Aquatic Therapy Can Help People Living With Osteoporosis!

  • July 25, 2015

Millions of people in this country are living with osteoporosis and many others are at risk of the disease based on recent National Osteoporosis Association statistics. But before defining what osteoporosis is, it is important to note that the human body is made up of three main components that include living bone cells, calcium phosphate mineral complexes, and collagen.

By the time a person reaches the age of 25 years, he has the greatest amount of bone and there is more balance between bone growth and loss. After 25 years of age, the gap between bone growth and loss becomes more pronounced. Osteoporosis in this regard can be defined as the loss of too much bone and not making enough of it, or even both.

Too much bone loss

Besides spinal cord injuries and fragility fractures, other osteoporosis complications include:

•    Pressure sores

•    Autonomic dysreflexia

•    Loss of motion

•    Heterotopic ossification at fracture site

•    Amputation

There are a wide range of other complications not listed above, but these are some of the commonest. Apart from medical management of osteoporosis, there are other ways to provide physical rehabilitation without placing the patient at too much risk, aquatic therapy being a favorite.

Benefits of aquatic therapy

aquatic

There is a wide range of benefits of aquatic therapy environment that include temperature control which helps the patient to achieve his objectives.

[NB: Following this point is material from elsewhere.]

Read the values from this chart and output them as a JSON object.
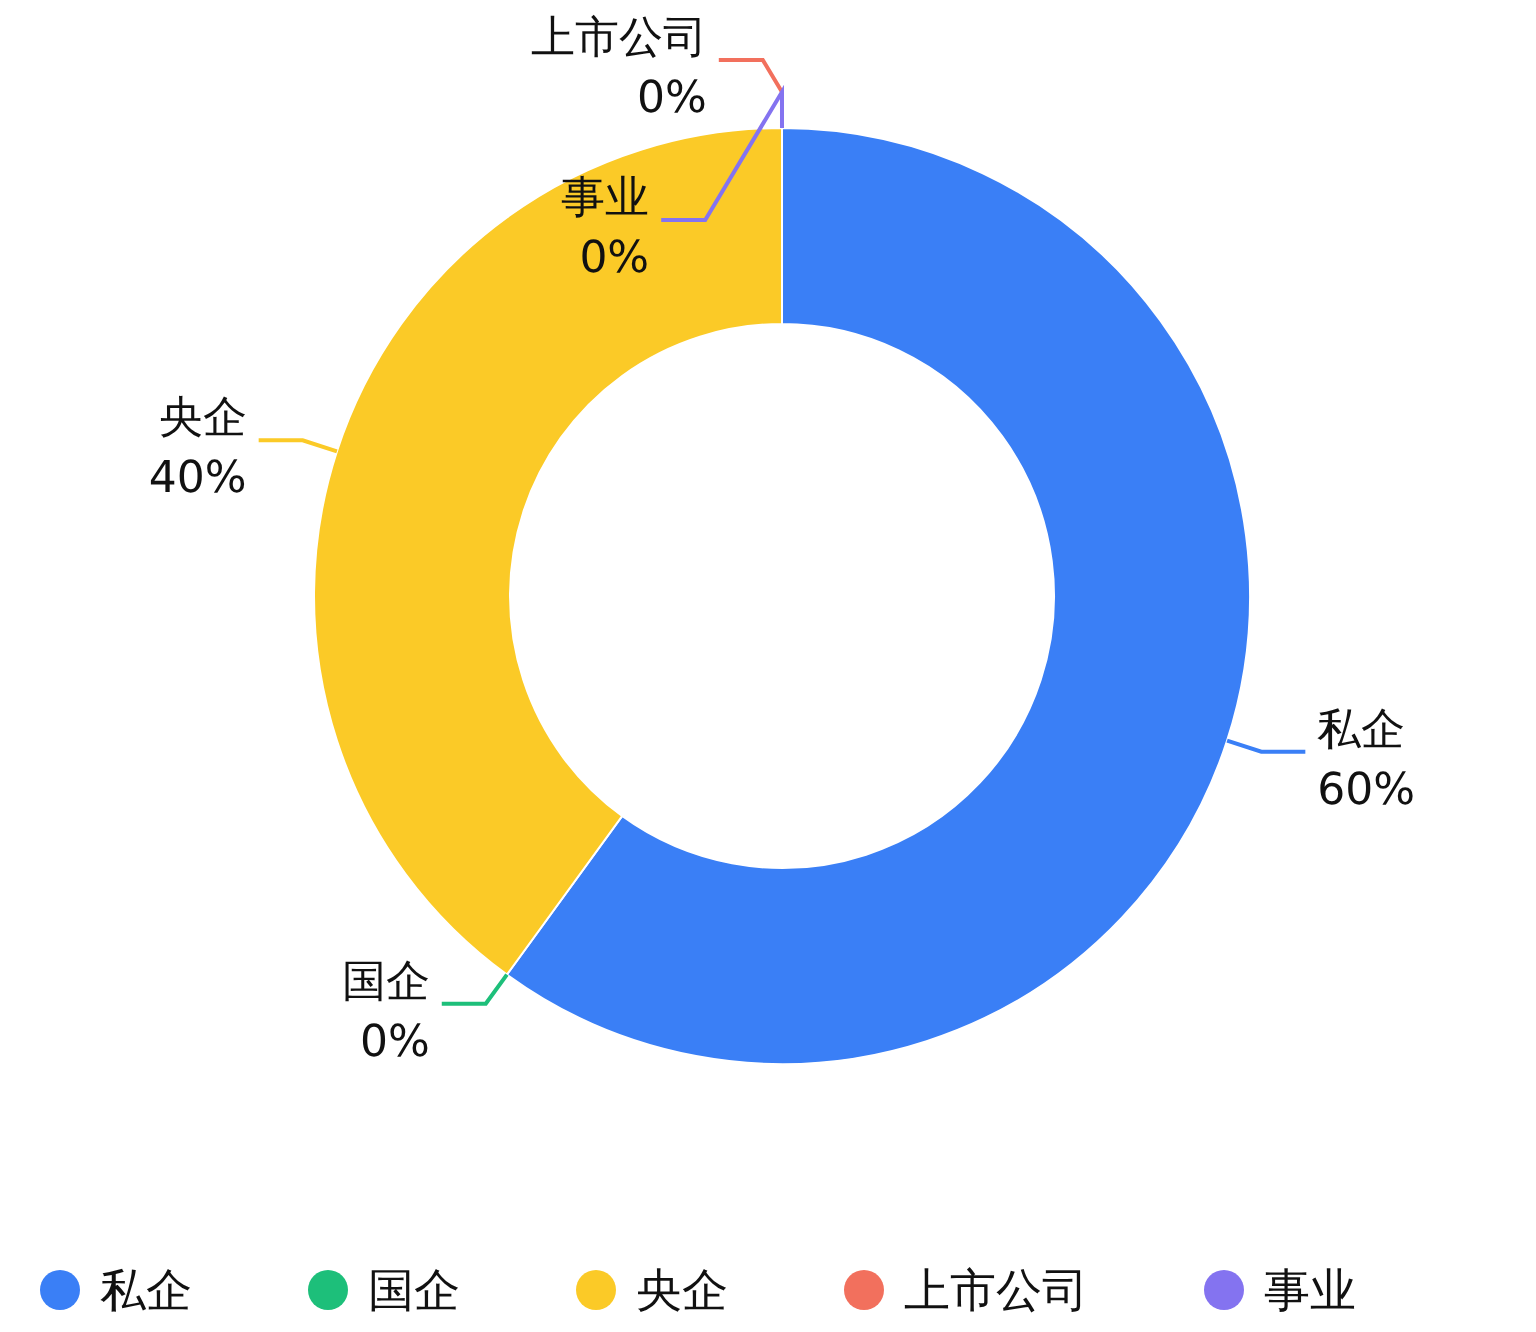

Water properties that are of a great benefit to patients living with osteoporosis in a summary include:

•    Viscosity: This is used to provide resistance or facilitate movement depending on timing and direction of the movement and the equipment use.

•    Hydrostatic pressure: This improves cardiovascular response, peripheral edema, proprioceptive and balance training, and creates a forgiving, supportive and safe treatment environment.

•    Buoyancy:  This is the upward thrust that happens when a body is submerged in water. The depth of water in this case can be adjusted for more or less buoyancy as the patient progresses.

These properties all offer support to the affected body in a number of different ways leading to improved safety for people living with osteoporosis. Hydrostatic pressure and buoyancy decrease the force that is transmitted through the joints and thereby, decreasing the sense of body weight when carrying out mobility undertakings. Viscosity on the other hand allows the patient to carry out resistive activities, increasing muscle utilization while at it. Similar to weight training, it provides the benefit of increased bone density with minimized joint stress and fracturing risk. Maintaining the pool’s temperature in the range of 90-95 degrees lets the patient to relax so as to maximize the benefits of aquatic therapy.

Aquatic environment significantly decreases fall risks which results from resistance to movement offered by viscosity working in conjunction with buoyancy. On dry land, when people experience a loss of balance, gravity swiftly acts and offers forces that accelerate the fall. This increases the chances of injury to the affected person. In aquatic environments, gravity forces are totally altered, allowing the person time to react to a loss of balance and quickly recover, even without the therapist’s help.

All in all, aquatic therapy in CT is perfect when it comes to addressing strength, range of motion and mobility limitations in people living with osteoporosis. It allows the affected person to strengthen his body and at the same time improve his mobility skills with considerably reduced chances of personal injury.